Mary James FAcSS retired in January 2014 as Professor and Associate Director of Research at the University of Cambridge, Faculty of Education. In the same year she completed her four-year term as Vice President and President of the British Education and Research Association.
She was born in Dorking, Surrey, England on 21 March 1946. Her father was a carpenter and joiner and her mother was a factory worker. Mary was educated at Sondes Place Secondary Modern School and West Ewell Country Secondary School before qualifying as a teacher at Brighton College of Education. She was then in the first cohort to be awarded a BEd degree from Sussex University in 1968. Subsequently, she gained an MA from the Institute of Education University of London (1979) and a PhD from the Open University (1990).
Biography
Mary taught for ten years in secondary schools, including:
- Park Barn County Secondary School, Guildford (1968–1970)
- Portsmouth Southern Grammar School for Girls (1970–1974)
- Hatch End High School, Harrow (1974–1979)
In 1979 she started a career in educational research at the Open University and subsequently moved to Cambridge Institute of Education as a tutor (in 1989). The Cambridge Institute became incorporated in the University of Cambridge in 1992 where she became a Senior Lecturer and then a Reader. She was also elected as a Fellow of Lucy Cavendish College Cambridge in 1996. In 2005 she left Cambridge to take up a Chair in Education at the Institute of Education. From 2002 to 2007 she was Deputy Director of the ESRC’s Teaching and Learning Research Programme. She held an Economic and Social Research Council Director's Fellowship in 2008. At the end of 2008 she took up a part-time post as Associate Director of Research at the University of Cambridge Faculty of Education. From 2013-2015 she was also Non-executive Director of Bell Educational Services.
Research interests
Throughout her career in teaching and research, Mary has been interested in finding out what teachers might do to improve learning by investigating what happens in their interactions with students, the curriculum and school structures. After moving into higher education, this interest initially developed into research and teaching on school self-evaluation and teacher action-research. During a period of five years (1985–90) when she was involved in a large government-funded evaluation of records of achievement schemes (PRAISE), she became increasingly interested in the idea that assessment by teachers in classrooms could be a powerful tool for improving learning. This often requires them to rethink what it means ‘to teach’ and ‘to assess’ and to place more emphasis on eliciting and interpreting evidence of learning as a basis for planning teaching to support learners in their efforts to improve.

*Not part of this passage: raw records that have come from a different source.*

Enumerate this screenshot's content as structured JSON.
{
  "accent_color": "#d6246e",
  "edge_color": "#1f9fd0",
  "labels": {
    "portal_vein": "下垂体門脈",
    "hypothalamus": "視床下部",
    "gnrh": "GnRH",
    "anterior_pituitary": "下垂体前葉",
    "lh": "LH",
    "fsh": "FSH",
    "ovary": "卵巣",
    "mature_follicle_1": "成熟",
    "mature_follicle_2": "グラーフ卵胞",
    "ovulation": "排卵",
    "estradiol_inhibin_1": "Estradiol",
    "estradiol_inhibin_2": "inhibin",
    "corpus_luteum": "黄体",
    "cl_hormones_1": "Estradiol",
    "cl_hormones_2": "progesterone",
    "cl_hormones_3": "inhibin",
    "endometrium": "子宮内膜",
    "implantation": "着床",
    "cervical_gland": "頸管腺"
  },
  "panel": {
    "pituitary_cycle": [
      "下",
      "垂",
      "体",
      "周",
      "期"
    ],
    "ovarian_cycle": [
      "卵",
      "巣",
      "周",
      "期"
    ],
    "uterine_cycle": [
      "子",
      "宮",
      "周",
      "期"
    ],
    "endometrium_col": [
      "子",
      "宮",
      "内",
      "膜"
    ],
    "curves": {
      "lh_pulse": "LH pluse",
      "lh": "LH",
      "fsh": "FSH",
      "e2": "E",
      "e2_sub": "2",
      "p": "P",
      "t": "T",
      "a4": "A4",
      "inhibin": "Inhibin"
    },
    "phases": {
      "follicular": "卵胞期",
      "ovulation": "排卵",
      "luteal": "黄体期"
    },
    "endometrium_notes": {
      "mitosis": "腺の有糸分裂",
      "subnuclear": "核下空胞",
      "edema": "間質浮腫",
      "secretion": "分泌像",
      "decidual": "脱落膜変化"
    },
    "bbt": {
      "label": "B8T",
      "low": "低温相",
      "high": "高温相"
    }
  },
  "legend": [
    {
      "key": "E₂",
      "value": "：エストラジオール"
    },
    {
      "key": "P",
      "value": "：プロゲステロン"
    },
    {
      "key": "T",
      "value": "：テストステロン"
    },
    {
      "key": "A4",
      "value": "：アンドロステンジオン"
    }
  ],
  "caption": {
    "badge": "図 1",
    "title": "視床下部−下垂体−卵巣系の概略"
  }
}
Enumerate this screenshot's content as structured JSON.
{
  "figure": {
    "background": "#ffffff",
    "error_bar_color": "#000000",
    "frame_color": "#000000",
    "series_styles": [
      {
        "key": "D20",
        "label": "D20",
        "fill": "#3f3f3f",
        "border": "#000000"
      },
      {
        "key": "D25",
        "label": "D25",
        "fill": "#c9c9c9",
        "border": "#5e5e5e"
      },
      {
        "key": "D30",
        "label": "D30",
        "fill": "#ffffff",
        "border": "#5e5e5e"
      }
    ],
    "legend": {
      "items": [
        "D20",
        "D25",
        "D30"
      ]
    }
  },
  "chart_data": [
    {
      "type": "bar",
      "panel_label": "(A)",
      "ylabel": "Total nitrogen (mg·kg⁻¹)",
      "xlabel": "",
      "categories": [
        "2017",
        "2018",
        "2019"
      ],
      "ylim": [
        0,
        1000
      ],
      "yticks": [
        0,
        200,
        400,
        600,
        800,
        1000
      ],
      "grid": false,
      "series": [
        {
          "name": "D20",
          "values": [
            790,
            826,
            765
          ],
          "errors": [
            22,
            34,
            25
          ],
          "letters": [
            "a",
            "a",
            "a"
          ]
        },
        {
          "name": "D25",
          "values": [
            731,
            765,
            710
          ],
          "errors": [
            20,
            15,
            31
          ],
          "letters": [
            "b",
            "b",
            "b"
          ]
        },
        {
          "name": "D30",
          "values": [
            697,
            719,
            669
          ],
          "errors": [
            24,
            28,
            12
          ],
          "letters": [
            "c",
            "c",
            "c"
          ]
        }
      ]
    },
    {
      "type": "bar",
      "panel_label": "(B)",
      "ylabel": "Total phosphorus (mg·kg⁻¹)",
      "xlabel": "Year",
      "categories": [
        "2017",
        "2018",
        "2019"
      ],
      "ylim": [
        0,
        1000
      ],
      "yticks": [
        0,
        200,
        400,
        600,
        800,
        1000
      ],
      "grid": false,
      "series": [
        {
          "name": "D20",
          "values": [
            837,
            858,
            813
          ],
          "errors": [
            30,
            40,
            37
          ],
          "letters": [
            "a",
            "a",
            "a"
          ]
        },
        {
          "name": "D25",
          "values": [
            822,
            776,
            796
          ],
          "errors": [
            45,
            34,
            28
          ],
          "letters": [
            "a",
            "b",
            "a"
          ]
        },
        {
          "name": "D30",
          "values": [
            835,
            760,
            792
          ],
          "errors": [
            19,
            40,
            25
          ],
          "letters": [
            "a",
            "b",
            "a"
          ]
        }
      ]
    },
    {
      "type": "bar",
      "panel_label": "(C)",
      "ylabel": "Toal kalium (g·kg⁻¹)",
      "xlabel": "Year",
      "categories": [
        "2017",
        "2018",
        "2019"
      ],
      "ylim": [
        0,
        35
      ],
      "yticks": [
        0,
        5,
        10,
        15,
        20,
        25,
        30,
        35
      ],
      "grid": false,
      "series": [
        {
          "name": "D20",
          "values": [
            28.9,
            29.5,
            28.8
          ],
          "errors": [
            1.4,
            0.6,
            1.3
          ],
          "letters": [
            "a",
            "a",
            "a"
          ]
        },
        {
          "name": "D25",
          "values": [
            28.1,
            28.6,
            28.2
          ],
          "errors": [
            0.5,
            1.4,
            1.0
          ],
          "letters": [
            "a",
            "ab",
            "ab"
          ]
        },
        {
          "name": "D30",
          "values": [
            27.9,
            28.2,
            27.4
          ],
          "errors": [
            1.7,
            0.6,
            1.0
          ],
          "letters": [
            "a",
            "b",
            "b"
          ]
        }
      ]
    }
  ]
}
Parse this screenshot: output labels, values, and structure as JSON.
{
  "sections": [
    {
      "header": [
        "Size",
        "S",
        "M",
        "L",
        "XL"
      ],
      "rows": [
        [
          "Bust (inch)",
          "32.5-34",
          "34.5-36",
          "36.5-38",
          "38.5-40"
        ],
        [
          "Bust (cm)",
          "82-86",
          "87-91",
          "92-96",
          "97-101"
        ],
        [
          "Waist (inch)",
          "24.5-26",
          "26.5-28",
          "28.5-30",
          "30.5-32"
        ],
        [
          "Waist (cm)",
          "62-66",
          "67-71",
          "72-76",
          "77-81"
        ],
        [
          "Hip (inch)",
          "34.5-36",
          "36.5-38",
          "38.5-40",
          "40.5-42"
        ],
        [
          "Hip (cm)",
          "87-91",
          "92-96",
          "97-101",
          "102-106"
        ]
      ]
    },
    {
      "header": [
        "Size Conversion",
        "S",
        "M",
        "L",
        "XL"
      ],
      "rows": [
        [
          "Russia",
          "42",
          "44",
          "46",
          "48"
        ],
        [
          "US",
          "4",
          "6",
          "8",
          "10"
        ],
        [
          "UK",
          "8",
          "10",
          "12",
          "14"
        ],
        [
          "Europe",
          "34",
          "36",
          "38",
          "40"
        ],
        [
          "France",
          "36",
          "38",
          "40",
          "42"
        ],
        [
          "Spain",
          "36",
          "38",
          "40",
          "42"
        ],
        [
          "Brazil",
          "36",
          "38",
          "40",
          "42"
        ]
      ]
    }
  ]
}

Traditional views of practice, cultural and institutional expectations, and external policy sometimes inhibit change, therefore, another area of research interest has been the impact of national, local and school policy on classroom practice and students’ experience. She has published widely in all these areas. In 2013 her selected works were published by Routledge in their World Library of Educationalists.
These two complementary strands of research activity also found expression in her work as founding editor (1990–1996) of The Curriculum Journal, and in her membership of the Assessment Reform Group from 1992.
Mary's research interests in assessment, teaching, learning, curriculum, teacher development and school improvement came together in a major ESRC TLRP development and research project: Learning How to Learn – in classrooms, schools and networks’. This involved collaborative work over four years (2001–2005) among five universities (Institute of Education, Cambridge University, University of Reading, The Open University and King's College, London) and 40 primary and secondary schools. Its overarching aim was to develop and test a model of how pedagogical knowledge about how pupils learn how to learn, building on assessment for learning, is created and applied in classrooms under particular organisational conditions. It also investigated how this knowledge can be successfully transferred between teachers and between schools. Publications from this project can be accessed via the TLRP website.[1]
From 2002-2008 she was also Deputy Director of the Teaching and Learning Research Programme as a whole, with special responsibility for 22 projects and for synthesising findings into 10 evidence-informed principles for effective teaching and learning.
References
- ↑ "Learning How to Learn". Teaching and Learning Research Programme. Archived from the original on 2007-09-29.